Hace
unos días escuchaba en la radio que Madrid se plantea establecer jurados
profesionales para los músicos callejeros. Sí, así de crudo. Si usted quiere
tocar, por poner un ejemplo, la trompeta tibetana al final de la calle Carretas,
habrá un tribunal que le escuchará con atención, tomará notas delicadas y, con
palabras más o menos cuidadas, le informará de si usted vale o no para la
tarea. Todos aquellos músicos de la vida que tengan el beneplácito del
Ayuntamiento podrán seguir en la calle, regalando melodías a los viandantes,
con la esperanza de que su voluntad llene las fundas de saxos, violines y
guitarras. La tarea se convierte así en trabajo, mal remunerado se me antoja.
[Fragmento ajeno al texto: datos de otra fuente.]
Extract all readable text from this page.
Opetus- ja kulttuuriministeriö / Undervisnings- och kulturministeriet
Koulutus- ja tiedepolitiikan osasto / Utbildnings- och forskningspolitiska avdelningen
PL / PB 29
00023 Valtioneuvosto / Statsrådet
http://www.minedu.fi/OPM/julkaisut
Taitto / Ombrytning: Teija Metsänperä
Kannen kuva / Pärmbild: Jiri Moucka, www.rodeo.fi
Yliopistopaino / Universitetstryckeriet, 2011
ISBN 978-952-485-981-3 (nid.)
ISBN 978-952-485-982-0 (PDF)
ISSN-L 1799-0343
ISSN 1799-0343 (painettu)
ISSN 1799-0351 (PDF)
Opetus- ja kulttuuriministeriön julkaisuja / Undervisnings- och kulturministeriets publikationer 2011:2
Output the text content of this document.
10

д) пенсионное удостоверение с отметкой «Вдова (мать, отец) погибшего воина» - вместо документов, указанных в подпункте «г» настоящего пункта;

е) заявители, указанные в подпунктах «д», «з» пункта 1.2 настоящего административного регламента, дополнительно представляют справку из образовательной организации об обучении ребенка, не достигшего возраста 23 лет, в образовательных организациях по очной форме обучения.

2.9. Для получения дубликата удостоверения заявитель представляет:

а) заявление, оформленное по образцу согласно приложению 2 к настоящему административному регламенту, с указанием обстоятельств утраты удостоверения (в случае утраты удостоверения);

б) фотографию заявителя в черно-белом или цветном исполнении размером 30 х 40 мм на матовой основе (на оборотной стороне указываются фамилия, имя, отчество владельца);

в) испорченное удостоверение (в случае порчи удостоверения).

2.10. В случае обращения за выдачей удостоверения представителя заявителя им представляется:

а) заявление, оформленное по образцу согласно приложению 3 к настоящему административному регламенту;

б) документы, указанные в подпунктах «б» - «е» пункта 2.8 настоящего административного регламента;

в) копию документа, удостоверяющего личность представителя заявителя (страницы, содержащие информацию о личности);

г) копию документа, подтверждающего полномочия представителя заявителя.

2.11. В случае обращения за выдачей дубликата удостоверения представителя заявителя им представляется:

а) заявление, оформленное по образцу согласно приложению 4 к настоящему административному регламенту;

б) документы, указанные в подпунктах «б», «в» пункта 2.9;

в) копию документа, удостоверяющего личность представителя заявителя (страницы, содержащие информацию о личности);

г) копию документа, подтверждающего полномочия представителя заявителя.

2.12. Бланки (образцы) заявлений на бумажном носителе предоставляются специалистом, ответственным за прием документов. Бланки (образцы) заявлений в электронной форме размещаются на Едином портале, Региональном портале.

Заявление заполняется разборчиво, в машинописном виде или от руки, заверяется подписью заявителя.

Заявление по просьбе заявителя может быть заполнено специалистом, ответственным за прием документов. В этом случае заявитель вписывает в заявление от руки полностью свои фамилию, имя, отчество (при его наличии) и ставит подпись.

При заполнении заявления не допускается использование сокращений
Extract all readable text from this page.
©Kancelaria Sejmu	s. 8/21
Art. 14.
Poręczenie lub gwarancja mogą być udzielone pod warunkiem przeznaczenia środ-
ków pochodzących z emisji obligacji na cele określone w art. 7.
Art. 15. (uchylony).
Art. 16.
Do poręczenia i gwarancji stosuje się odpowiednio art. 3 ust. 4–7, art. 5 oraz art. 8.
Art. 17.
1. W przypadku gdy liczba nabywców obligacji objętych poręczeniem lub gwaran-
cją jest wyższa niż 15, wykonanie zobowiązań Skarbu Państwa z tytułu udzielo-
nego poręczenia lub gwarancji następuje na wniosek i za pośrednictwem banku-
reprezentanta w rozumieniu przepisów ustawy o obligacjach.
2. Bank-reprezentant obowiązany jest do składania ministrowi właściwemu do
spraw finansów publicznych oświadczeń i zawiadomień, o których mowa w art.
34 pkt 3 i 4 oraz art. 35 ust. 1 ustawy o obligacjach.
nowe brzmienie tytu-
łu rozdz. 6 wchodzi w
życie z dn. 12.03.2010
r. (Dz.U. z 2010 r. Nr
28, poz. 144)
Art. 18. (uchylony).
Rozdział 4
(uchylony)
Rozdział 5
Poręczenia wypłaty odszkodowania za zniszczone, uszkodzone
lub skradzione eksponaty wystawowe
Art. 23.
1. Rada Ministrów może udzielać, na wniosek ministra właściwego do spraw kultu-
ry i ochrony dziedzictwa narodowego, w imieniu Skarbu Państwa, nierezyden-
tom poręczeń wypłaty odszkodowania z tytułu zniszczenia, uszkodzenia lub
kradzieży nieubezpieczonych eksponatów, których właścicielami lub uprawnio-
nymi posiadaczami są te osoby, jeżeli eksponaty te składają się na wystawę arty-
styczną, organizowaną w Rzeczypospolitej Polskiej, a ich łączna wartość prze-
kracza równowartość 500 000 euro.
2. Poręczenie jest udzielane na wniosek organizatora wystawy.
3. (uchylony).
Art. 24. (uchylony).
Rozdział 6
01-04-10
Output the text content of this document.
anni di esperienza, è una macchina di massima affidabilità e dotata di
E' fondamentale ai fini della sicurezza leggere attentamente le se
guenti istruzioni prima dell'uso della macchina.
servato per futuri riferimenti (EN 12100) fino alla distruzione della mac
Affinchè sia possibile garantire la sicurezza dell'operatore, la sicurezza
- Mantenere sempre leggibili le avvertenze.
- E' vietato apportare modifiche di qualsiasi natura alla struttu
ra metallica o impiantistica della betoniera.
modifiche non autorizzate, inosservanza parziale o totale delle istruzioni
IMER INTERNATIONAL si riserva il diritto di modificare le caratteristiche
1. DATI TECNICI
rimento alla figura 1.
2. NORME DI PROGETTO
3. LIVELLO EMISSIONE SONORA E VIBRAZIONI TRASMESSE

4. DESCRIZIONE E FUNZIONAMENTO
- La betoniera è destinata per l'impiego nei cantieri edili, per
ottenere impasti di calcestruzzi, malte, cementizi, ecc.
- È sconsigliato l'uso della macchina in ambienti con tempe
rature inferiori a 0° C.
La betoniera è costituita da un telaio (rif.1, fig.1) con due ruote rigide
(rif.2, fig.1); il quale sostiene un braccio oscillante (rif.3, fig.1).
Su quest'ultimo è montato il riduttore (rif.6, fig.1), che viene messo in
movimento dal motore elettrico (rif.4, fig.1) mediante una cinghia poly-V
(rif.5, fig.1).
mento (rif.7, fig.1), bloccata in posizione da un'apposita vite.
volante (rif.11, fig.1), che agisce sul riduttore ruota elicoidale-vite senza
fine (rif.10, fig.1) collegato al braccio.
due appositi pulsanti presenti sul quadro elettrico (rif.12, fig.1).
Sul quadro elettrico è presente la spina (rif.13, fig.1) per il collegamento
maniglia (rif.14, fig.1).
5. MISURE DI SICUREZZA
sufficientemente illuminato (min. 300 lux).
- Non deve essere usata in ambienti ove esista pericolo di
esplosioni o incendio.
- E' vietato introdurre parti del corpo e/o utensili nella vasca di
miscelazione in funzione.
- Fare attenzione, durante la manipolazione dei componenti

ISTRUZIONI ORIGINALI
Trabajo al uso, al fin y al cabo.
Dicen
los que saben del Ayuntamiento que así se cuida la calidad de las notas que
vuelan por la capital de España. Se cuida la variedad, la oferta, la precisión
de la música, y se cuida, por tanto, el bien vivir de los madrileños que pasean
por la Plaza de Callao o por la calle del Arenal. Mis tres años de estancia en
la castiza urbe vienen perlados de escuchas furtivas en esquinas y en
rincones de Madrid. Recuerdo el grupo de cuerda que se emplazaba justo detrás
de El Corte Inglés de Preciados, en la calle del Carmen. Dos violines, una
viola, un chelo y un contrabajo, interpretando grácilmente temas clásicos de
Bach o animosas marchas de jazz, incluso gestionando con habilidad las palmas
de los que les hacían corro. También recuerdo al solitario violinista que
tocaba en las traseras del Palacio Real, en una de las calles que acababan en
la Plaza de Oriente, y cuyos arpegios resonaban casi siempre lánguidos y
tristes, porque casi nunca lo rodeaba nadie. Eso es propio del barullo de
Madrid, concentrado en puntos neurálgicos, huidizo de ciertos lugares de
particular belleza.
Y dicen
también los técnicos de la Villa que así se va a evitar el ruido en Madrid. Que
así, el que toque, lo hará con destreza y brío, y turistas y autóctonos no
tendrán que soportar a los músicos que tomen la calle como espacio de
aprendizaje y práctica, sino tan solo a aquellos que ya se hayan formado en la
Escuela correspondiente y quieran brindarnos a todos su talento.
Ruido. El que
se evita gestionando adecuadamente las virtudes o defectos de quien se atreve a
tocar, a cantar o simplemente a abrir la boca.
Yo
estoy de acuerdo. Me parece una buena medida. Que en el espacio público, no
cualquiera pueda hacer música. Es más, que los que salgan al espacio público
superen las pruebas técnicas suficientes como para garantizar la calidad de sus
intervenciones y evitarnos a todos el ruido. Me parece que el Ayuntamiento de
Madrid ha estado especialmente acertado con esta regulación, y espero que
pronto se extienda en horizontal (a todos los campos de la cosa pública) y en
vertical (a todos los cargos). Que los músicos hagan música, que sepan de
música antes de tocar. Que los médicos sepan de medicina y cumplan sus
estándares de calidad antes de curar a nadie. Que los maestros sepan enseñar y
no llenen de ruido las clases.
Ruido.
El que hace el tambor irlandés en manos inexpertas. El que empaña el espacio
cuando el maestro no sabe la lección.
Ruido.
Que vayan los técnicos del Ayuntamiento para bajar los niveles de ruido a los
sitios donde más hay y más molesto resulta. A la carrera de San Jerónimo. A la Moncloa.
Al palacio de las Telecomunicaciones. Y ya puestos, que no dejen seguir a los
que están rompiendo el aire con su evidente falta de preparación para los
puestos que desempeñan. Porque el ruido habla de nosotros, en las calles de
Madrid y en los foros internacionales. ¿O no?